Kaja Kallas : Vous ne pouvez pas imaginer à quel point je suis frustrée que cela fasse déjà trois ans. Hier, quelqu’un me disait : « Mais l’industrie de la défense a besoin de temps ». Je veux dire, ils ont eu du temps. Ils ont eu du temps pendant trois ans, alors que la guerre était une guerre totale.
Ce n’est pas seulement une question de souveraineté de l’Ukraine. C’est une question de notre souveraineté, du monde tel que nous le connaissons, où la force ne fait pas la loi.
Oui, nous avons eu beaucoup de temps, mais du côté positif, je me souviens du choc du 24 février 2022, lorsque les choses ont commencé à se produire. J’ai le sentiment que nous sommes maintenant dans la même position. Je suis relativement optimiste quant à la possibilité de nous ressaisir.
Mais craignez-vous de voir l’urgence disparaître, maintenant que les pourparlers de paix ont officiellement commencé et que la guerre semble toucher à sa fin ?
Kaja Kallas : Dans de nombreuses sociétés, il y a cette volonté de tout remballer et de retrouver le cours normal des choses. Nous devons également comprendre que tout mauvais accord n’est qu’un prétexte pour la Russie pour se regrouper et attaquer à nouveau. Chaque hésitation fait simplement augmenter le prix. Investir dans la défense en ce moment exige des décisions douloureuses de la part de toutes les sociétés, mais ne pas le faire coûterait encore plus cher plus tard.

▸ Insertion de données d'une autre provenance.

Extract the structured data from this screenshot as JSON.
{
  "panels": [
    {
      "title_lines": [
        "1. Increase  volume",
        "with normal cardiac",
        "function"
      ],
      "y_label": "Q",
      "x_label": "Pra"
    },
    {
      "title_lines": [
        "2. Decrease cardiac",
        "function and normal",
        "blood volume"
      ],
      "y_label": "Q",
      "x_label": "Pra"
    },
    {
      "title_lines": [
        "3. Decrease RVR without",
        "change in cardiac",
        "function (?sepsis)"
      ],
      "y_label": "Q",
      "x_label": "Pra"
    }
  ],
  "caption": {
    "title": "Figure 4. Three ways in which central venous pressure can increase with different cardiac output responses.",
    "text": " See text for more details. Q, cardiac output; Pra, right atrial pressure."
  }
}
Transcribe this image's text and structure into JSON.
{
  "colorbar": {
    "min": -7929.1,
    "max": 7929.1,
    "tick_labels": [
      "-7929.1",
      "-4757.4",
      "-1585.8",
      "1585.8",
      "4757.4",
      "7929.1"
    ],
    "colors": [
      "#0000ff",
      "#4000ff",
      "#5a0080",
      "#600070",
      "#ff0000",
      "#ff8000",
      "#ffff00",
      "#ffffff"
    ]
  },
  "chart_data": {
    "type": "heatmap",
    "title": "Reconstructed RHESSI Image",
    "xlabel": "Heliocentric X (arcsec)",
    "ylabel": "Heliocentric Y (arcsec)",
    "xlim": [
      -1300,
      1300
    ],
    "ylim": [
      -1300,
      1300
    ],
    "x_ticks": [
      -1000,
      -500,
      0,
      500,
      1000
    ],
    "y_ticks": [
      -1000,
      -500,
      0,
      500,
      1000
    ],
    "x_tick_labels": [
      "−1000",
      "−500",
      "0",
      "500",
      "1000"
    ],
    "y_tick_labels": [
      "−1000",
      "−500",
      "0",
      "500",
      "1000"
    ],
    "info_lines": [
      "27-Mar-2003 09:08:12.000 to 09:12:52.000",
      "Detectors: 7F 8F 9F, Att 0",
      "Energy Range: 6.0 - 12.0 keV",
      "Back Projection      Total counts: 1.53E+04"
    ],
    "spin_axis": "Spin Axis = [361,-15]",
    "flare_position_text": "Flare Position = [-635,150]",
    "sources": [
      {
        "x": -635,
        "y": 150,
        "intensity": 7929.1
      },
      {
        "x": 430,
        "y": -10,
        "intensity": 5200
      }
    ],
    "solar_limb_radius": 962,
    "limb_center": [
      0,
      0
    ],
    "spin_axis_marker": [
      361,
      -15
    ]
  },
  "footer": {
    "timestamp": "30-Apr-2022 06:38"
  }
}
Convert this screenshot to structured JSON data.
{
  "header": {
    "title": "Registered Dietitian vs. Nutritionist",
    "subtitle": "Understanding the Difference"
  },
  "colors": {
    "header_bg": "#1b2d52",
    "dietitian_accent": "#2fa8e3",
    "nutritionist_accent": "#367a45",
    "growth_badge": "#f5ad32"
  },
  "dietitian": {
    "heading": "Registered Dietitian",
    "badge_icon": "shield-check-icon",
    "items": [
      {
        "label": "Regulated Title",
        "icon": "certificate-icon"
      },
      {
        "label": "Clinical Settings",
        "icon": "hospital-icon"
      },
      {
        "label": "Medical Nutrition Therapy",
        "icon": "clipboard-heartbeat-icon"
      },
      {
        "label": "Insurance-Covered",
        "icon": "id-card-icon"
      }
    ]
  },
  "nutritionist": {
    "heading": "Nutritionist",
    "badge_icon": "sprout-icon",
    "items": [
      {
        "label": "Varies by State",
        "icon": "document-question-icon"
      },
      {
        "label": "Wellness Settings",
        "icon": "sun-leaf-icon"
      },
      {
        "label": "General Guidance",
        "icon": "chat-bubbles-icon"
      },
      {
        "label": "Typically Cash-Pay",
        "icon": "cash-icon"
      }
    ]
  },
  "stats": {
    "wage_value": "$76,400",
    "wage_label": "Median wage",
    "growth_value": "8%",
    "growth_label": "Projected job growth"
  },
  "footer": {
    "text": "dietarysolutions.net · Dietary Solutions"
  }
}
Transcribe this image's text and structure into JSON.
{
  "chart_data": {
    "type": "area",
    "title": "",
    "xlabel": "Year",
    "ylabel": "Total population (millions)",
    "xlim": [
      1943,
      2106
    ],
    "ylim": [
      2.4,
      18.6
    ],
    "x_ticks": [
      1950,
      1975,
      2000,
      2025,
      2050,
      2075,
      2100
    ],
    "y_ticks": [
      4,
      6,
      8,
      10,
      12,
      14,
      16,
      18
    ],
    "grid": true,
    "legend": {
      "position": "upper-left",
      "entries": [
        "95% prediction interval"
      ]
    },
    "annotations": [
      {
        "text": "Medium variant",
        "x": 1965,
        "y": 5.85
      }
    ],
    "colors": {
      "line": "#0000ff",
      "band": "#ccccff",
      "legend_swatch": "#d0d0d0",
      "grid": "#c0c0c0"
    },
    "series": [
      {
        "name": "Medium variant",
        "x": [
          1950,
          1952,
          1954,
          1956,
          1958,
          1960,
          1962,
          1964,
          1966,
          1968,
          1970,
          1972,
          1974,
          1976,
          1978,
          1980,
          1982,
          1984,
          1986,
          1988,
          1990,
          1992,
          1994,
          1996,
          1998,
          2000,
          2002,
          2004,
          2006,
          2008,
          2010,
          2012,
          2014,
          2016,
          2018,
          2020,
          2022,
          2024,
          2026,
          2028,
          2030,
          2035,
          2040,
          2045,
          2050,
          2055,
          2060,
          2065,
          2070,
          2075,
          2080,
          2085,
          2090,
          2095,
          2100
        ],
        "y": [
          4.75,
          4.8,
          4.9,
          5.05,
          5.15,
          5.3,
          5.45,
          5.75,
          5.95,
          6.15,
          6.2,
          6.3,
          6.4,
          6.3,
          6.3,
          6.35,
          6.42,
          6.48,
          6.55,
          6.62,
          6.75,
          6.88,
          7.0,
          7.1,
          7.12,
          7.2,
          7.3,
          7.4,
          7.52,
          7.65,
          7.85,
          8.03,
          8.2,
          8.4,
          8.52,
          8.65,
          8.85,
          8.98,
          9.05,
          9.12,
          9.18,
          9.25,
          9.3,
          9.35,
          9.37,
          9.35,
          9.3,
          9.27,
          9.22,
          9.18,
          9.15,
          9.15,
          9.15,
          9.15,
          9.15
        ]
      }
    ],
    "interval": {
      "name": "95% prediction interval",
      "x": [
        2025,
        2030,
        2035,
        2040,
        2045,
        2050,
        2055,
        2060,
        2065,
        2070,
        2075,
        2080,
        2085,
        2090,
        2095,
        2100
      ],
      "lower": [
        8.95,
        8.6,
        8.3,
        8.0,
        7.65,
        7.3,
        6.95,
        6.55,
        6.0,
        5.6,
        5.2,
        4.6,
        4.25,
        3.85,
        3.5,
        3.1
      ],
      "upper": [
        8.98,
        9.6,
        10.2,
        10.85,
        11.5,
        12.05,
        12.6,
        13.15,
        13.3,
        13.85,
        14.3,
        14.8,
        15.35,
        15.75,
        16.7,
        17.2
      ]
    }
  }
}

Si nous faisons le parallèle avec l’histoire, nous sommes dans la situation de 1938. La différence, c’est que, contrairement à la Tchécoslovaquie, l’Ukraine a maintenant décidé de se battre. La seule chose qu’on nous demande, c’est de réaffecter nos ressources et de les aider à se défendre pour qu’il n’y ait pas de Seconde Guerre mondiale. Je ne sais pas comment faire comprendre cela à l’opinion publique des différents États membres.
Que ferez-vous si les États-Unis lèvent leurs sanctions ? Il semble que cela pourrait faire partie des options à un moment donné. Que ferons-nous alors ?
Kaja Kallas : Il n’est pas judicieux de renoncer à notre principal atout. Pourquoi les Russes veulent-ils la levée des sanctions ? Parce qu’elles leur font du tort et qu’ils veulent revenir à la normale. C’est la carte maîtresse que nous avons en main, et nous ne devons pas mal la jouer.
Nous ne devons pas sous-estimer notre propre pouvoir, car nous constatons que leur économie est dans une situation très mauvaise : leur fonds national est presque complètement épuisé et le taux d’intérêt de leur Banque Nationale est supérieur à 20 %, ce qui est d’ailleurs pire que celui d’Haïti. Ils ne peuvent pas lever de capitaux à l’extérieur en raison des sanctions [occidentales]. Ils ne tirent plus autant de revenus du pétrole et du gaz qu’auparavant, et leur marché de l’emploi est dans un état déplorable.
Ils veulent nous faire croire qu’ils sont les plus forts ici, mais, en réalité, ce n’est pas vrai, et nous ne devons pas tomber dans ce piège.